![]() |
Bukit Naang, Bangkinang, Kabupaten Kampar |
Foto
ini diambil sekitar tujuh tahun yang lalu. Ya, itu adalah waktu yang lama untuk
menunggu. Tapi waktu yang masih begitu singkat untuk menyebutnya dengan kenangan. Begitulah, bagiku mereka belum masuk ke dalam memori kenangan. Aku
masih beranggapan mereka masih ada, dekat, ketawa bersama, susah payah
sama-sama. Hihihi. Well, mungkin
kebersamaan itu memang bukan kontak fisik layaknya tujuh tahun yang lalu.

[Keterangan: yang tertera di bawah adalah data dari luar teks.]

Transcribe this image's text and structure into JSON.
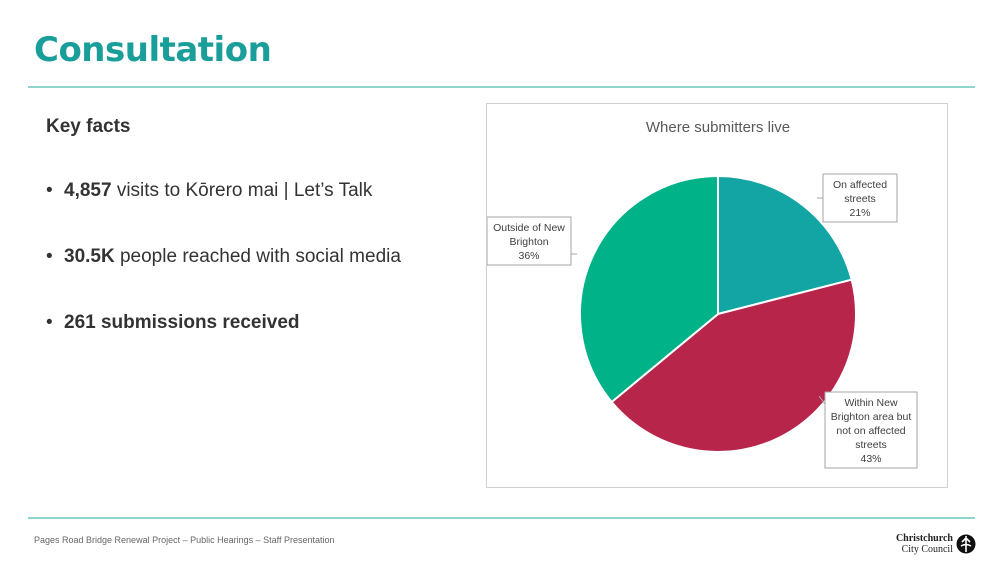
{
  "title": "Consultation",
  "key_facts": {
    "heading": "Key facts",
    "bullets": [
      {
        "bold": "4,857",
        "text": " visits to Kōrero mai | Let’s Talk"
      },
      {
        "bold": "30.5K",
        "text": " people reached with social media"
      },
      {
        "bold": "261 submissions received",
        "text": ""
      }
    ]
  },
  "chart_data": {
    "type": "pie",
    "title": "Where submitters live",
    "slices": [
      {
        "label_lines": [
          "On affected",
          "streets"
        ],
        "label": "On affected streets",
        "value": 21,
        "value_label": "21%",
        "color": "#13a5a3"
      },
      {
        "label_lines": [
          "Within New",
          "Brighton area but",
          "not on affected",
          "streets"
        ],
        "label": "Within New Brighton area but not on affected streets",
        "value": 43,
        "value_label": "43%",
        "color": "#b8254b"
      },
      {
        "label_lines": [
          "Outside of New",
          "Brighton"
        ],
        "label": "Outside of New Brighton",
        "value": 36,
        "value_label": "36%",
        "color": "#00b287"
      }
    ]
  },
  "footer": {
    "text": "Pages Road Bridge Renewal Project – Public Hearings – Staff Presentation",
    "logo_line1": "Christchurch",
    "logo_line2": "City Council"
  }
}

Bertemu dengan wajah mereka secara virtual saja sudah sangat menyenangkan
hatiku. Mengobrol panjang dengan mereka melalui sentuhan jari di layar smartphone juga sangat memuaskan.
Sesekali mendengar intonasi dan nada suara mereka juga telah mengobati
sebongkah rindu.
Mereka
adalah teman satu kelas dan satu angkatan ketika aku masih unyu-unyu berkuliah
di Universitas Riau? *kamu unyu? Eh, skip aja*. Jumlah kami yang minimalis satu
angkatan (just 48 orang) ya
benar-benar membuat lumayan dekat dan akrab satu sama lain. Hmm, sebenarnya gak
juga sih, tetapi ada kelompok-kelompok tertentu di dalam kelas, tapi kalau udah
hangout seperti ini ya no more gank lah, hihi.
Mereka
bukan hanya sekadar teman satu kelas, teman makan siang ke kantin, teman
sama-sama nunggu dosen pembimbing, atau teman yang nyontek-in tugas kuliah *eh,
afa-afaan ini*, atau teman yang sigap menghubungi jika ada kuliah ganti atau
dosen gak datang. Bagiku malah mereka bukan sekadar teman atau sahabat, mereka
itu adalah saksi perubahan diriku. Mereka adalah orang-orang yang menyaksikan
bagaiman proses aku dari ulat, larva, pupa, terus menjadi kupu-kupu, *tapi,
sekarang masih belum jadi kupu-kupu juga sih*. Intinya, mereka adalah orang
yang tahu ritme perubahan dalam diriku.
Tentunya
bukan hal yang mengejutkan. Bersama mereka itu hampir empat tahun lamanya.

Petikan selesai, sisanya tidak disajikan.